Findings revealed that more than half of the patients assessed had one or more risk factors for diabetic foot complications, including peripheral neuropathy and non-palpable pulses, foot deformities such as dropped metatarsal heads, pes cavus, hallux valgus and hyperkeratosis. These results confirm the inadequacy of current screening practices and highlight the urgent need for routine, structured foot screenings at the PHC level.

Conclusion

This study represents a deliberate change in approach from reviewing past medical records to conducting direct clinical assessments of diabetic foot risk factors at the primary healthcare level. By focusing on real-time evaluations, it provides a more accurate and actionable understanding of patients' clinical presentations, which in turn enhances the accuracy of diabetic foot risk identification at the point of care. The lack of data on diabetic foot risk factors and patient stratification in primary healthcare clinics has made it difficult to understand the true extent of diabetic foot complications, hindering both clinical decision-making and broader health system planning. This study addressed this gap by collecting real-time data and categorising patients according to risk.

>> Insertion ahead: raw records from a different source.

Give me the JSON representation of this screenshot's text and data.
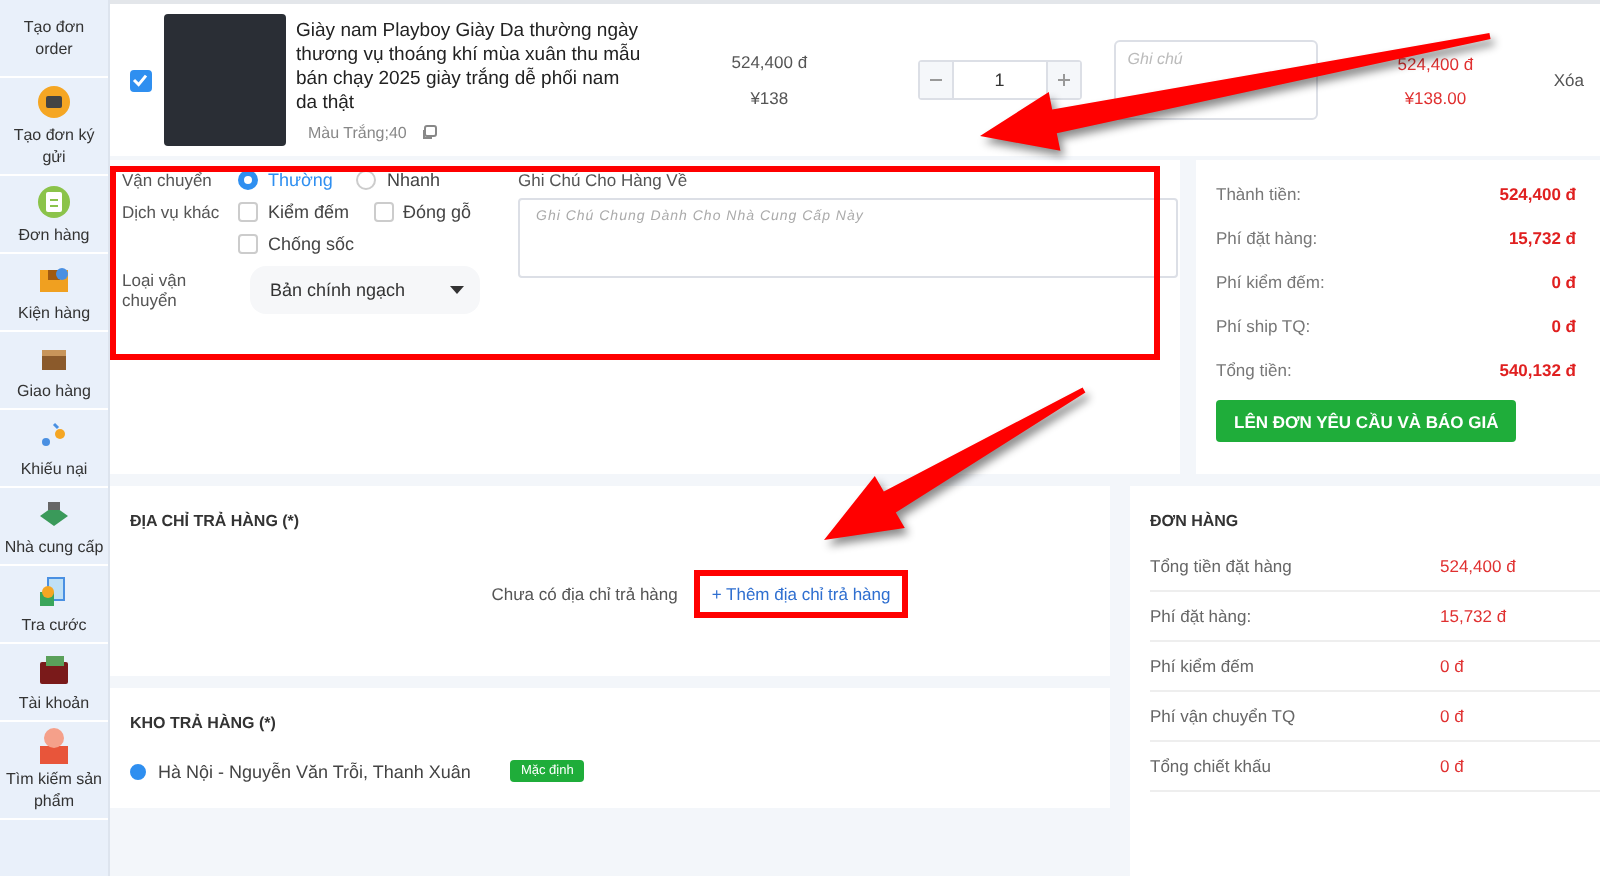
{
  "sidebar": {
    "items": [
      {
        "label": "Tạo đơn order"
      },
      {
        "label": "Tạo đơn ký gửi"
      },
      {
        "label": "Đơn hàng"
      },
      {
        "label": "Kiện hàng"
      },
      {
        "label": "Giao hàng"
      },
      {
        "label": "Khiếu nại"
      },
      {
        "label": "Nhà cung cấp"
      },
      {
        "label": "Tra cước"
      },
      {
        "label": "Tài khoản"
      },
      {
        "label": "Tìm kiếm sản phẩm"
      }
    ]
  },
  "product": {
    "checked": true,
    "title": "Giày nam Playboy Giày Da thường ngày thương vụ thoáng khí mùa xuân thu mẫu bán chạy 2025 giày trắng dễ phối nam da thật",
    "variant": "Màu Trắng;40",
    "price_vnd": "524,400 đ",
    "price_cny": "¥138",
    "quantity": "1",
    "note_placeholder": "Ghi chú",
    "total_vnd": "524,400 đ",
    "total_cny": "¥138.00",
    "delete": "Xóa"
  },
  "shipping": {
    "highlighted": true,
    "label": "Vận chuyển",
    "options": [
      {
        "label": "Thường",
        "selected": true
      },
      {
        "label": "Nhanh",
        "selected": false
      }
    ],
    "services_label": "Dịch vụ khác",
    "services": [
      {
        "label": "Kiểm đếm",
        "checked": false
      },
      {
        "label": "Đóng gỗ",
        "checked": false
      },
      {
        "label": "Chống sốc",
        "checked": false
      }
    ],
    "type_label": "Loại vận chuyển",
    "type_value": "Bản chính ngạch",
    "note_label": "Ghi Chú Cho Hàng Về",
    "note_placeholder": "Ghi Chú Chung Dành Cho Nhà Cung Cấp Này"
  },
  "totals": {
    "rows": [
      {
        "label": "Thành tiền:",
        "value": "524,400 đ"
      },
      {
        "label": "Phí đặt hàng:",
        "value": "15,732 đ"
      },
      {
        "label": "Phí kiểm đếm:",
        "value": "0 đ"
      },
      {
        "label": "Phí ship TQ:",
        "value": "0 đ"
      },
      {
        "label": "Tổng tiền:",
        "value": "540,132 đ"
      }
    ],
    "button": "LÊN ĐƠN YÊU CẦU VÀ BÁO GIÁ"
  },
  "return_address": {
    "title": "ĐỊA CHỈ TRẢ HÀNG (*)",
    "empty_text": "Chưa có địa chỉ trả hàng",
    "add_link": "+ Thêm địa chỉ trả hàng",
    "add_link_highlighted": true
  },
  "warehouse": {
    "title": "KHO TRẢ HÀNG (*)",
    "options": [
      {
        "label": "Hà Nội - Nguyễn Văn Trỗi, Thanh Xuân",
        "selected": true,
        "badge": "Mặc định"
      }
    ]
  },
  "order_summary": {
    "title": "ĐƠN HÀNG",
    "rows": [
      {
        "label": "Tổng tiền đặt hàng",
        "value": "524,400 đ"
      },
      {
        "label": "Phí đặt hàng:",
        "value": "15,732 đ"
      },
      {
        "label": "Phí kiểm đếm",
        "value": "0 đ"
      },
      {
        "label": "Phí vận chuyển TQ",
        "value": "0 đ"
      },
      {
        "label": "Tổng chiết khấu",
        "value": "0 đ"
      }
    ]
  },
  "annotations": [
    {
      "kind": "arrow"
    },
    {
      "kind": "arrow"
    }
  ]
}
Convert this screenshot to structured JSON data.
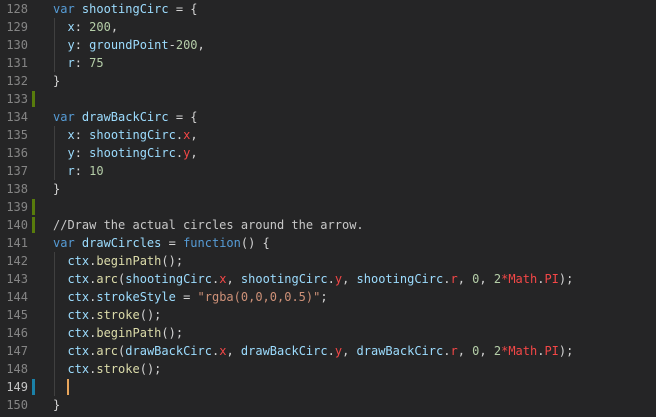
{
  "colors": {
    "background": "#252526",
    "line_number": "#858585",
    "line_number_active": "#c6c6c6",
    "default": "#d4d4d4",
    "keyword": "#569cd6",
    "variable": "#9cdcfe",
    "property": "#9cdcfe",
    "number": "#b5cea8",
    "string": "#ce9178",
    "function": "#dcdcaa",
    "comment": "#c8c8c8",
    "operator": "#d4d4d4",
    "highlight": "#f44747",
    "gutter_added": "#587c0c",
    "gutter_modified": "#1b81a8",
    "cursor": "#e8a55b"
  },
  "editor": {
    "active_line": 149,
    "lines": [
      {
        "n": "128",
        "gutter": "",
        "tokens": [
          [
            "var ",
            "keyword"
          ],
          [
            "shootingCirc",
            "variable"
          ],
          [
            " = {",
            "default"
          ]
        ]
      },
      {
        "n": "129",
        "gutter": "",
        "tokens": [
          [
            "  x",
            "property"
          ],
          [
            ": ",
            "default"
          ],
          [
            "200",
            "number"
          ],
          [
            ",",
            "default"
          ]
        ]
      },
      {
        "n": "130",
        "gutter": "",
        "tokens": [
          [
            "  y",
            "property"
          ],
          [
            ": ",
            "default"
          ],
          [
            "groundPoint",
            "variable"
          ],
          [
            "-",
            "operator"
          ],
          [
            "200",
            "number"
          ],
          [
            ",",
            "default"
          ]
        ]
      },
      {
        "n": "131",
        "gutter": "",
        "tokens": [
          [
            "  r",
            "property"
          ],
          [
            ": ",
            "default"
          ],
          [
            "75",
            "number"
          ]
        ]
      },
      {
        "n": "132",
        "gutter": "",
        "tokens": [
          [
            "}",
            "default"
          ]
        ]
      },
      {
        "n": "133",
        "gutter": "added",
        "tokens": []
      },
      {
        "n": "134",
        "gutter": "",
        "tokens": [
          [
            "var ",
            "keyword"
          ],
          [
            "drawBackCirc",
            "variable"
          ],
          [
            " = {",
            "default"
          ]
        ]
      },
      {
        "n": "135",
        "gutter": "",
        "tokens": [
          [
            "  x",
            "property"
          ],
          [
            ": ",
            "default"
          ],
          [
            "shootingCirc",
            "variable"
          ],
          [
            ".",
            "default"
          ],
          [
            "x",
            "highlight"
          ],
          [
            ",",
            "default"
          ]
        ]
      },
      {
        "n": "136",
        "gutter": "",
        "tokens": [
          [
            "  y",
            "property"
          ],
          [
            ": ",
            "default"
          ],
          [
            "shootingCirc",
            "variable"
          ],
          [
            ".",
            "default"
          ],
          [
            "y",
            "highlight"
          ],
          [
            ",",
            "default"
          ]
        ]
      },
      {
        "n": "137",
        "gutter": "",
        "tokens": [
          [
            "  r",
            "property"
          ],
          [
            ": ",
            "default"
          ],
          [
            "10",
            "number"
          ]
        ]
      },
      {
        "n": "138",
        "gutter": "",
        "tokens": [
          [
            "}",
            "default"
          ]
        ]
      },
      {
        "n": "139",
        "gutter": "added",
        "tokens": []
      },
      {
        "n": "140",
        "gutter": "added",
        "tokens": [
          [
            "//Draw the actual circles around the arrow.",
            "comment"
          ]
        ]
      },
      {
        "n": "141",
        "gutter": "",
        "tokens": [
          [
            "var ",
            "keyword"
          ],
          [
            "drawCircles",
            "variable"
          ],
          [
            " = ",
            "default"
          ],
          [
            "function",
            "keyword"
          ],
          [
            "() {",
            "default"
          ]
        ]
      },
      {
        "n": "142",
        "gutter": "",
        "tokens": [
          [
            "  ctx",
            "variable"
          ],
          [
            ".",
            "default"
          ],
          [
            "beginPath",
            "function"
          ],
          [
            "();",
            "default"
          ]
        ]
      },
      {
        "n": "143",
        "gutter": "",
        "tokens": [
          [
            "  ctx",
            "variable"
          ],
          [
            ".",
            "default"
          ],
          [
            "arc",
            "function"
          ],
          [
            "(",
            "default"
          ],
          [
            "shootingCirc",
            "variable"
          ],
          [
            ".",
            "default"
          ],
          [
            "x",
            "highlight"
          ],
          [
            ", ",
            "default"
          ],
          [
            "shootingCirc",
            "variable"
          ],
          [
            ".",
            "default"
          ],
          [
            "y",
            "highlight"
          ],
          [
            ", ",
            "default"
          ],
          [
            "shootingCirc",
            "variable"
          ],
          [
            ".",
            "default"
          ],
          [
            "r",
            "highlight"
          ],
          [
            ", ",
            "default"
          ],
          [
            "0",
            "number"
          ],
          [
            ", ",
            "default"
          ],
          [
            "2",
            "number"
          ],
          [
            "*",
            "highlight"
          ],
          [
            "Math",
            "highlight"
          ],
          [
            ".",
            "default"
          ],
          [
            "PI",
            "highlight"
          ],
          [
            ");",
            "default"
          ]
        ]
      },
      {
        "n": "144",
        "gutter": "",
        "tokens": [
          [
            "  ctx",
            "variable"
          ],
          [
            ".",
            "default"
          ],
          [
            "strokeStyle",
            "property"
          ],
          [
            " = ",
            "default"
          ],
          [
            "\"rgba(0,0,0,0.5)\"",
            "string"
          ],
          [
            ";",
            "default"
          ]
        ]
      },
      {
        "n": "145",
        "gutter": "",
        "tokens": [
          [
            "  ctx",
            "variable"
          ],
          [
            ".",
            "default"
          ],
          [
            "stroke",
            "function"
          ],
          [
            "();",
            "default"
          ]
        ]
      },
      {
        "n": "146",
        "gutter": "",
        "tokens": [
          [
            "  ctx",
            "variable"
          ],
          [
            ".",
            "default"
          ],
          [
            "beginPath",
            "function"
          ],
          [
            "();",
            "default"
          ]
        ]
      },
      {
        "n": "147",
        "gutter": "",
        "tokens": [
          [
            "  ctx",
            "variable"
          ],
          [
            ".",
            "default"
          ],
          [
            "arc",
            "function"
          ],
          [
            "(",
            "default"
          ],
          [
            "drawBackCirc",
            "variable"
          ],
          [
            ".",
            "default"
          ],
          [
            "x",
            "highlight"
          ],
          [
            ", ",
            "default"
          ],
          [
            "drawBackCirc",
            "variable"
          ],
          [
            ".",
            "default"
          ],
          [
            "y",
            "highlight"
          ],
          [
            ", ",
            "default"
          ],
          [
            "drawBackCirc",
            "variable"
          ],
          [
            ".",
            "default"
          ],
          [
            "r",
            "highlight"
          ],
          [
            ", ",
            "default"
          ],
          [
            "0",
            "number"
          ],
          [
            ", ",
            "default"
          ],
          [
            "2",
            "number"
          ],
          [
            "*",
            "highlight"
          ],
          [
            "Math",
            "highlight"
          ],
          [
            ".",
            "default"
          ],
          [
            "PI",
            "highlight"
          ],
          [
            ");",
            "default"
          ]
        ]
      },
      {
        "n": "148",
        "gutter": "",
        "tokens": [
          [
            "  ctx",
            "variable"
          ],
          [
            ".",
            "default"
          ],
          [
            "stroke",
            "function"
          ],
          [
            "();",
            "default"
          ]
        ]
      },
      {
        "n": "149",
        "gutter": "modified",
        "tokens": []
      },
      {
        "n": "150",
        "gutter": "",
        "tokens": [
          [
            "}",
            "default"
          ]
        ]
      }
    ]
  }
}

The study's findings highlight the need, feasibility, and value of incorporating diabetic foot screening and risk stratification into routine primary healthcare workflows. A proactive, patient-centred approach could enable earlier interventions, improve patient education, and strengthen prevention strategies, ultimately aiming to reduce the incidence of diabetic foot ulcers, amputations, and hospital admissions.

To improve care delivery, it is essential to establish standardised screening protocols, implement consistent risk stratification, and provide targeted training for healthcare workers. Embedding these practices within primary healthcare settings could allow for the timely identification of high-risk individuals and facilitate early intervention.

The study demonstrates that strengthening diabetic foot screening at the primary healthcare level is both practical and urgent. It offers a scalable opportunity to reduce the burden of diabetic foot disease, improve patient outcomes, and promote equity in chronic disease management. By incorporating these practices into routine care, South Africa can move towards a more proactive, sustainable, and patient-centred model of diabetes foot care.